Apart from these moves, companies all made some effort to cut costs and improve the productivity and efficiency of their operations, sometimes reducing fixed costs by as much as 40%, although by necessity less at the plant level, comments Chem Systems' Glass.
'But no amount of sharpening of pencils will suddenly make the European petrochemical industry competitive in world terms', commented Peter Jordan of DeWitt. 'There is no way Europe can be competitive with some other regions ...Some plants will always be expensive.'
Indeed, the ethylene cost in the Middle East, using naphtha feedstocks, is around $237/tonne, compared to around $427/tonne on average in Europe, Chem Systems' David Oxley noted.
An improvement in the supply/demand situation alone cannot compensate for Europe's deep-rooted problems of the lack of feedstock pipeline systems and the heavy dependence on relatively expensive naphtha feedstocks.
These problems are not being ignored. 'I fervently hope that a return to better times will not decrease the determination of the industry to find ways of resolving the difficult structural problems which the industry faces,' commented APPE president Jukka Viinanen, in the APPE 1993-94 activity report.
The association itself has set up a task force to study the potential for improving the olefin pipeline infrastructure in western Europe.
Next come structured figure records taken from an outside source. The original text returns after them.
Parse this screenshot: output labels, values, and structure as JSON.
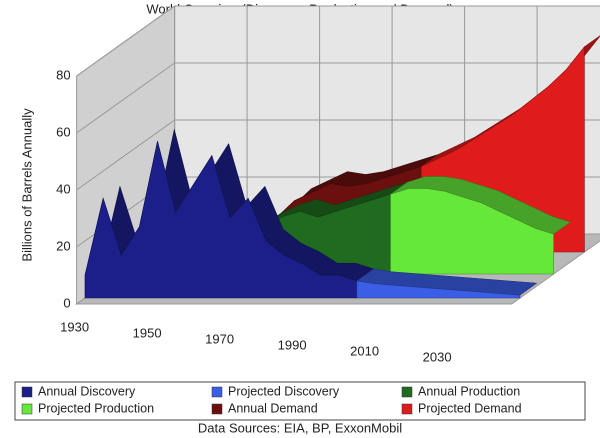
{
  "chart_data": {
    "type": "area3d",
    "title": "World Overview (Discovery, Production and Demand)",
    "y_label": "Billions of Barrels Annually",
    "footnote": "Data Sources: EIA, BP, ExxonMobil",
    "x": [
      1930,
      1935,
      1940,
      1945,
      1950,
      1955,
      1960,
      1965,
      1970,
      1975,
      1980,
      1985,
      1990,
      1995,
      2000,
      2005,
      2010,
      2015,
      2020,
      2025,
      2030,
      2035,
      2040,
      2045,
      2050
    ],
    "xlim": [
      1930,
      2050
    ],
    "xticks": [
      1930,
      1950,
      1970,
      1990,
      2010,
      2030
    ],
    "ylim": [
      0,
      80
    ],
    "yticks": [
      0,
      20,
      40,
      60,
      80
    ],
    "grid": true,
    "series": [
      {
        "name": "Annual Discovery",
        "color": "#1c1f8a",
        "values": [
          8,
          35,
          15,
          25,
          55,
          30,
          40,
          50,
          28,
          35,
          20,
          15,
          12,
          8,
          8,
          6,
          null,
          null,
          null,
          null,
          null,
          null,
          null,
          null,
          null
        ]
      },
      {
        "name": "Projected Discovery",
        "color": "#3b5ee6",
        "values": [
          null,
          null,
          null,
          null,
          null,
          null,
          null,
          null,
          null,
          null,
          null,
          null,
          null,
          null,
          null,
          6,
          5,
          4.5,
          4,
          3.5,
          3,
          2.5,
          2,
          1.5,
          1
        ]
      },
      {
        "name": "Annual Production",
        "color": "#1f6b1f",
        "values": [
          1,
          1.5,
          2,
          2.5,
          4,
          6,
          8,
          12,
          17,
          20,
          22,
          20,
          22,
          24,
          26,
          28,
          null,
          null,
          null,
          null,
          null,
          null,
          null,
          null,
          null
        ]
      },
      {
        "name": "Projected Production",
        "color": "#66e83a",
        "values": [
          null,
          null,
          null,
          null,
          null,
          null,
          null,
          null,
          null,
          null,
          null,
          null,
          null,
          null,
          null,
          28,
          30,
          30,
          29,
          27,
          25,
          22,
          19,
          16,
          14
        ]
      },
      {
        "name": "Annual Demand",
        "color": "#6b0f0f",
        "values": [
          1,
          1.5,
          2,
          2.5,
          4,
          6,
          8,
          12,
          18,
          21,
          24,
          23,
          24,
          26,
          28,
          30,
          null,
          null,
          null,
          null,
          null,
          null,
          null,
          null,
          null
        ]
      },
      {
        "name": "Projected Demand",
        "color": "#e01b1b",
        "values": [
          null,
          null,
          null,
          null,
          null,
          null,
          null,
          null,
          null,
          null,
          null,
          null,
          null,
          null,
          null,
          30,
          33,
          36,
          40,
          44,
          48,
          53,
          58,
          64,
          72
        ]
      }
    ]
  }
}
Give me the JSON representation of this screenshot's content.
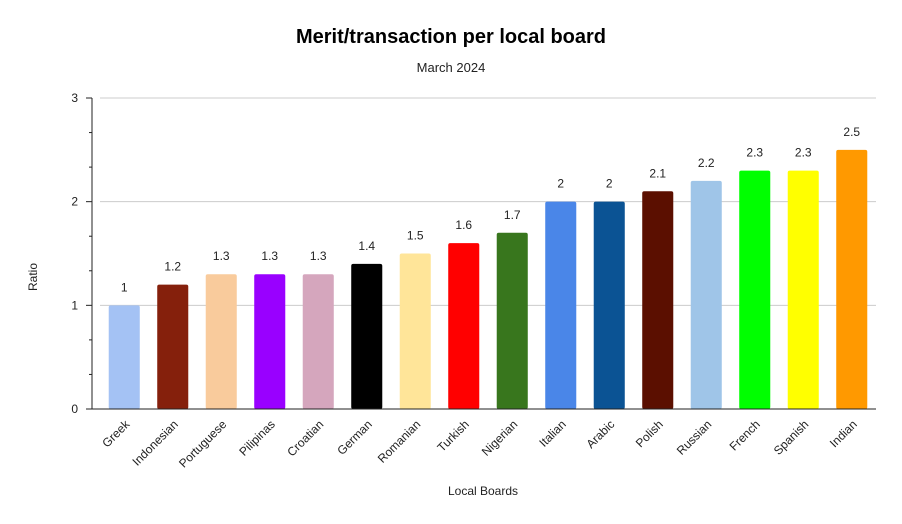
{
  "chart_data": {
    "type": "bar",
    "title": "Merit/transaction per local board",
    "subtitle": "March 2024",
    "xlabel": "Local Boards",
    "ylabel": "Ratio",
    "ylim": [
      0,
      3
    ],
    "yticks": [
      "0",
      "1",
      "2",
      "3"
    ],
    "grid": true,
    "categories": [
      "Greek",
      "Indonesian",
      "Portuguese",
      "Pilipinas",
      "Croatian",
      "German",
      "Romanian",
      "Turkish",
      "Nigerian",
      "Italian",
      "Arabic",
      "Polish",
      "Russian",
      "French",
      "Spanish",
      "Indian"
    ],
    "values": [
      1,
      1.2,
      1.3,
      1.3,
      1.3,
      1.4,
      1.5,
      1.6,
      1.7,
      2,
      2,
      2.1,
      2.2,
      2.3,
      2.3,
      2.5
    ],
    "value_labels": [
      "1",
      "1.2",
      "1.3",
      "1.3",
      "1.3",
      "1.4",
      "1.5",
      "1.6",
      "1.7",
      "2",
      "2",
      "2.1",
      "2.2",
      "2.3",
      "2.3",
      "2.5"
    ],
    "colors": [
      "#a4c2f4",
      "#85200c",
      "#f9cb9c",
      "#9900ff",
      "#d5a6bd",
      "#000000",
      "#ffe599",
      "#ff0000",
      "#38761d",
      "#4a86e8",
      "#0b5394",
      "#5b0f00",
      "#9fc5e8",
      "#00ff00",
      "#ffff00",
      "#ff9900"
    ]
  }
}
Discussions may also include the use of feedstock pipelines, which are becoming available from organisations such as NATO, said Viinanen. Although this would clearly improve flexibility and allow further closure decisions to be taken, many believe, that additions to Europe's olefins pipeline infrastructure -the most obvious being an extension of the ARG network from Ludwigshafen to Carling - are not realistic, given the costs and the period of time involved.
Competition issues may also arise. Elf Atochem is already having difficulties with the European Commission over the Donges-Melun-Metz pipeline jv through which it plans to substantially improve the competitiveness of the Carling site.
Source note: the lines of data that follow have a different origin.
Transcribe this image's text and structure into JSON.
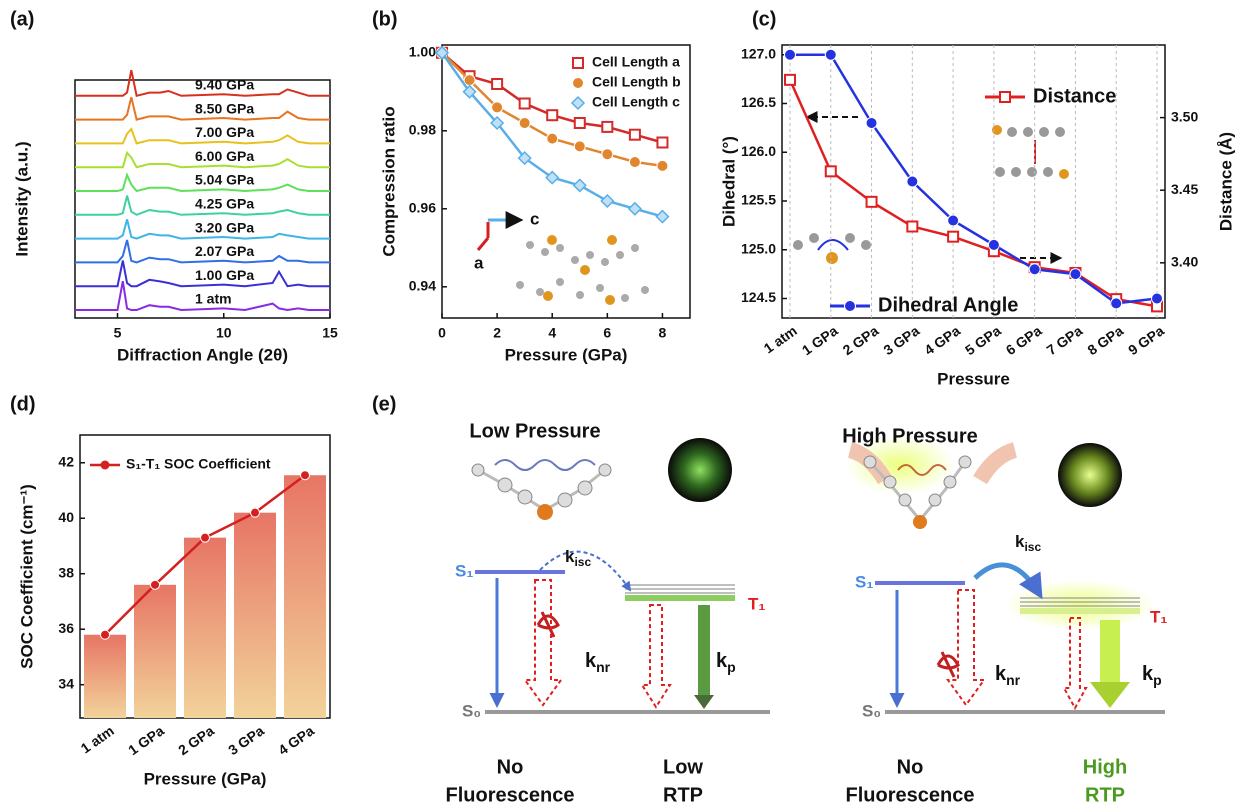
{
  "panels": [
    "(a)",
    "(b)",
    "(c)",
    "(d)",
    "(e)"
  ],
  "chart_data": [
    {
      "type": "line",
      "x_label": "Diffraction Angle (2θ)",
      "y_label": "Intensity (a.u.)",
      "xlim": [
        3,
        15
      ],
      "xticks": [
        5,
        10,
        15
      ],
      "x": [
        3,
        5,
        5.25,
        5.45,
        5.65,
        5.9,
        6.5,
        7.0,
        7.4,
        8,
        10,
        11,
        12.3,
        12.6,
        13,
        13.5,
        14,
        15
      ],
      "series": [
        {
          "name": "1 atm",
          "color": "#8a2be2",
          "values": [
            0,
            0,
            18,
            1,
            0,
            0,
            3,
            2,
            2,
            0,
            1,
            0,
            4,
            1,
            0,
            1,
            0,
            0
          ]
        },
        {
          "name": "1.00 GPa",
          "color": "#3a2fd8",
          "values": [
            0,
            0,
            16,
            2,
            0,
            0,
            4,
            3,
            2,
            0,
            1,
            0,
            2,
            9,
            0,
            1,
            0,
            0
          ]
        },
        {
          "name": "2.07 GPa",
          "color": "#2f6fe8",
          "values": [
            0,
            0,
            4,
            14,
            1,
            0,
            3,
            2,
            2,
            0,
            1,
            0,
            1,
            4,
            1,
            1,
            0,
            0
          ]
        },
        {
          "name": "3.20 GPa",
          "color": "#3fb4e6",
          "values": [
            0,
            0,
            2,
            12,
            1,
            0,
            3,
            2,
            2,
            0,
            1,
            0,
            1,
            3,
            2,
            1,
            0,
            0
          ]
        },
        {
          "name": "4.25 GPa",
          "color": "#3fd0a0",
          "values": [
            0,
            0,
            1,
            12,
            2,
            0,
            3,
            2,
            2,
            0,
            1,
            0,
            1,
            2,
            3,
            1,
            0,
            0
          ]
        },
        {
          "name": "5.04 GPa",
          "color": "#5fe05a",
          "values": [
            0,
            0,
            1,
            10,
            4,
            0,
            2,
            2,
            2,
            0,
            1,
            0,
            1,
            2,
            4,
            1,
            0,
            0
          ]
        },
        {
          "name": "6.00 GPa",
          "color": "#a8e030",
          "values": [
            0,
            0,
            0,
            9,
            6,
            0,
            2,
            2,
            2,
            0,
            1,
            0,
            1,
            2,
            5,
            1,
            0,
            0
          ]
        },
        {
          "name": "7.00 GPa",
          "color": "#e8c020",
          "values": [
            0,
            0,
            0,
            6,
            9,
            0,
            2,
            2,
            2,
            0,
            1,
            0,
            1,
            2,
            5,
            1,
            0,
            0
          ]
        },
        {
          "name": "8.50 GPa",
          "color": "#e87420",
          "values": [
            0,
            0,
            0,
            3,
            14,
            0,
            2,
            2,
            2,
            0,
            1,
            0,
            1,
            1,
            5,
            1,
            0,
            0
          ]
        },
        {
          "name": "9.40 GPa",
          "color": "#d6301e",
          "values": [
            0,
            0,
            0,
            2,
            16,
            0,
            2,
            2,
            3,
            0,
            1,
            0,
            1,
            1,
            4,
            2,
            0,
            0
          ]
        }
      ]
    },
    {
      "type": "scatter",
      "x_label": "Pressure (GPa)",
      "y_label": "Compression ratio",
      "xlim": [
        0,
        9
      ],
      "xticks": [
        0,
        2,
        4,
        6,
        8
      ],
      "ylim": [
        0.932,
        1.002
      ],
      "yticks": [
        0.94,
        0.96,
        0.98,
        {
          "value": 1.0,
          "label": "1.00"
        }
      ],
      "annotations": [
        "c",
        "a"
      ],
      "x": [
        0,
        1,
        2,
        3,
        4,
        5,
        6,
        7,
        8
      ],
      "series": [
        {
          "name": "Cell Length a",
          "color": "#d42a2a",
          "marker": "square",
          "values": [
            1.0,
            0.994,
            0.992,
            0.987,
            0.984,
            0.982,
            0.981,
            0.979,
            0.977
          ]
        },
        {
          "name": "Cell Length b",
          "color": "#e0862e",
          "marker": "circle",
          "values": [
            1.0,
            0.993,
            0.986,
            0.982,
            0.978,
            0.976,
            0.974,
            0.972,
            0.971
          ]
        },
        {
          "name": "Cell Length c",
          "color": "#5aaee8",
          "marker": "diamond",
          "values": [
            1.0,
            0.99,
            0.982,
            0.973,
            0.968,
            0.966,
            0.962,
            0.96,
            0.958
          ]
        }
      ]
    },
    {
      "type": "line",
      "x_label": "Pressure",
      "y_label": "Dihedral (°)",
      "y2_label": "Distance (Å)",
      "categories": [
        "1 atm",
        "1 GPa",
        "2 GPa",
        "3 GPa",
        "4 GPa",
        "5 GPa",
        "6 GPa",
        "7 GPa",
        "8 GPa",
        "9 GPa"
      ],
      "ylim": [
        124.3,
        127.1
      ],
      "yticks": [
        124.5,
        {
          "value": 125,
          "label": "125.0"
        },
        125.5,
        {
          "value": 126,
          "label": "126.0"
        },
        126.5,
        {
          "value": 127,
          "label": "127.0"
        }
      ],
      "y2lim": [
        3.362,
        3.55
      ],
      "y2ticks": [
        {
          "value": 3.4,
          "label": "3.40"
        },
        3.45,
        {
          "value": 3.5,
          "label": "3.50"
        }
      ],
      "grid": true,
      "series": [
        {
          "name": "Distance",
          "color": "#e02020",
          "marker": "square",
          "axis": "y2",
          "values": [
            3.526,
            3.463,
            3.442,
            3.425,
            3.418,
            3.408,
            3.397,
            3.393,
            3.375,
            3.37
          ]
        },
        {
          "name": "Dihedral Angle",
          "color": "#2432e0",
          "marker": "circle",
          "values": [
            127.0,
            127.0,
            126.3,
            125.7,
            125.3,
            125.05,
            124.8,
            124.75,
            124.45,
            124.5
          ]
        }
      ]
    },
    {
      "type": "bar",
      "x_label": "Pressure (GPa)",
      "y_label": "SOC Coefficient (cm⁻¹)",
      "categories": [
        "1 atm",
        "1 GPa",
        "2 GPa",
        "3 GPa",
        "4 GPa"
      ],
      "ylim": [
        32.8,
        43.0
      ],
      "yticks": [
        34,
        36,
        38,
        40,
        42
      ],
      "values": [
        35.8,
        37.6,
        39.3,
        40.2,
        41.55
      ],
      "series": [
        {
          "name": "S₁-T₁ SOC Coefficient",
          "color": "#d42020",
          "values": [
            35.8,
            37.6,
            39.3,
            40.2,
            41.55
          ]
        }
      ]
    }
  ],
  "diagram": {
    "states": [
      "S₀",
      "S₁",
      "T₁"
    ],
    "rates": [
      {
        "main": "k",
        "sub": "isc"
      },
      {
        "main": "k",
        "sub": "nr"
      },
      {
        "main": "k",
        "sub": "p"
      }
    ],
    "schemes": [
      {
        "title": "Low Pressure",
        "outcomes": [
          [
            "No",
            "Fluorescence"
          ],
          [
            "Low",
            "RTP"
          ]
        ]
      },
      {
        "title": "High Pressure",
        "outcomes": [
          [
            "No",
            "Fluorescence"
          ],
          [
            "High",
            "RTP"
          ]
        ]
      }
    ]
  }
}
The APPE is also negotiating with Peter Manning Associates for the use of the consultancy's model for measuring relative competitiveness. Called PIMM, it will monitor quarterly movements in competitiveness within Europe compared with data for North America, the Far East and the Middle East/North Africa.
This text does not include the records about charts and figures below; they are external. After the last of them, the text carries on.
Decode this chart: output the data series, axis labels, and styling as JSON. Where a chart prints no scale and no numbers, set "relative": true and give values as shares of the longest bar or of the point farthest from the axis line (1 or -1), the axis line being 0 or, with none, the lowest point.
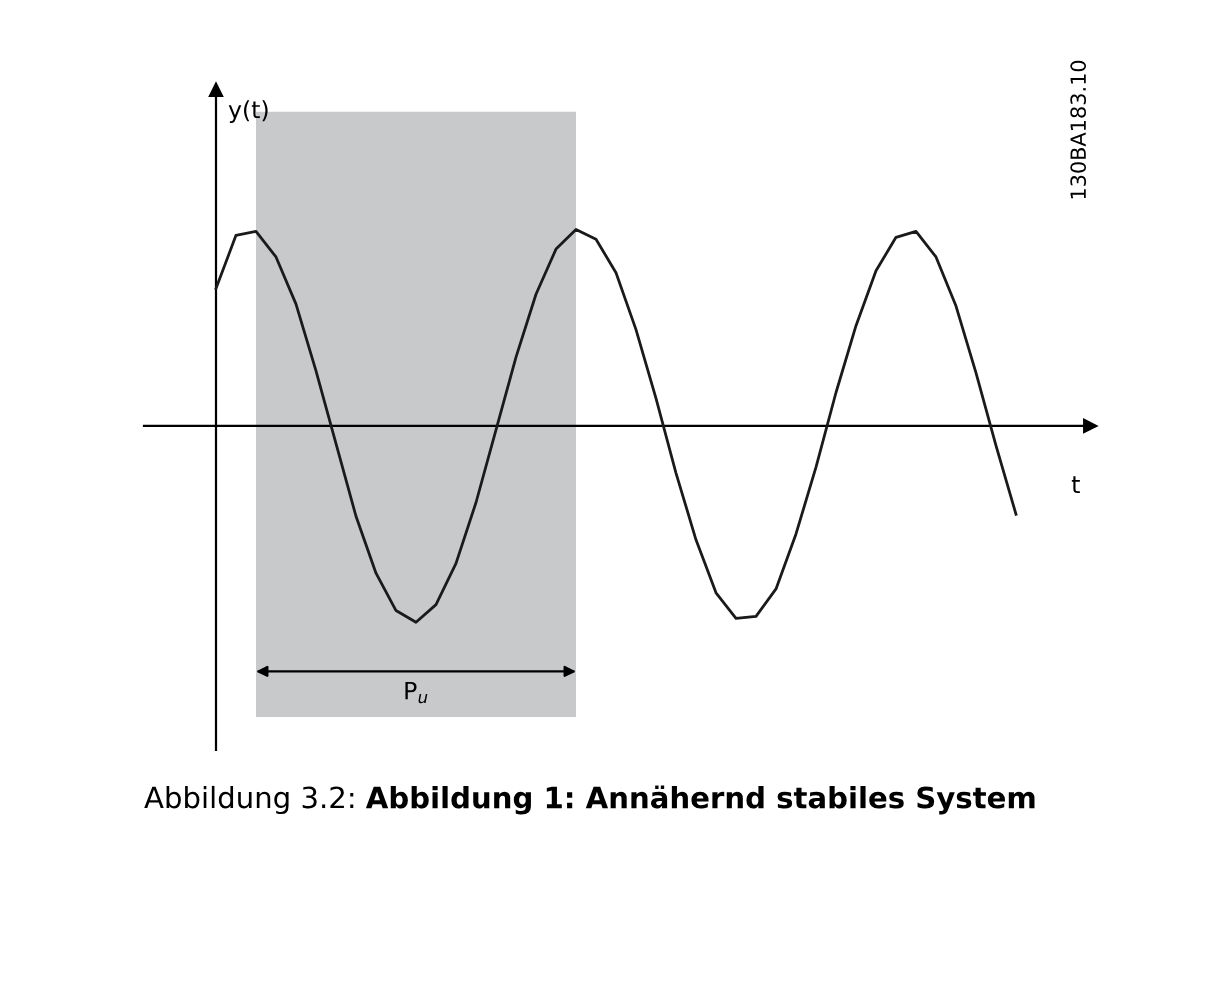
{
  "chart_data": {
    "type": "line",
    "relative": true,
    "xlabel": "t",
    "ylabel": "y(t)",
    "color": "#1a1a1a",
    "categories": [
      null,
      null,
      null,
      null,
      null,
      null,
      null,
      null,
      null,
      null,
      null,
      null,
      null,
      null,
      null,
      null,
      null,
      null,
      null,
      null,
      null,
      null,
      null,
      null,
      null,
      null,
      null,
      null,
      null,
      null,
      null,
      null,
      null,
      null,
      null,
      null,
      null,
      null,
      null,
      null,
      null
    ],
    "values": [
      0.7,
      0.97,
      0.99,
      0.86,
      0.62,
      0.28,
      -0.09,
      -0.46,
      -0.75,
      -0.94,
      -1.0,
      -0.91,
      -0.7,
      -0.39,
      -0.02,
      0.35,
      0.67,
      0.9,
      1.0,
      0.95,
      0.78,
      0.49,
      0.14,
      -0.24,
      -0.58,
      -0.85,
      -0.98,
      -0.97,
      -0.83,
      -0.55,
      -0.21,
      0.17,
      0.51,
      0.79,
      0.96,
      0.99,
      0.86,
      0.61,
      0.27,
      -0.1,
      -0.45
    ],
    "annotations": [
      "130BA183.10",
      "Abbildung 3.2:",
      "Abbildung 1: Annähernd stabiles System",
      "P$_{u}$"
    ]
  }
}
The purpose of the model is to gain an industry perspective to provide information which will highlight better the complexity of the European situation in comparison with other regions, not to compare individual complexes within Europe with each other, said Viinanen.
It has however come into criticism from some consultants, who believe this approach confuses the real issue. 'It is more important to look at particular sectors and get laggard plants to close,' commented one.
This is what the industry is slowly doing, but it may feel it will be rescued from further action by the current recovery. The rescue may be short-lived. Certainly if no improvements are made in the structural deficits within the current cycle, the European petchems sector runs the risk of finding itself in a worse position in the next downturn than before.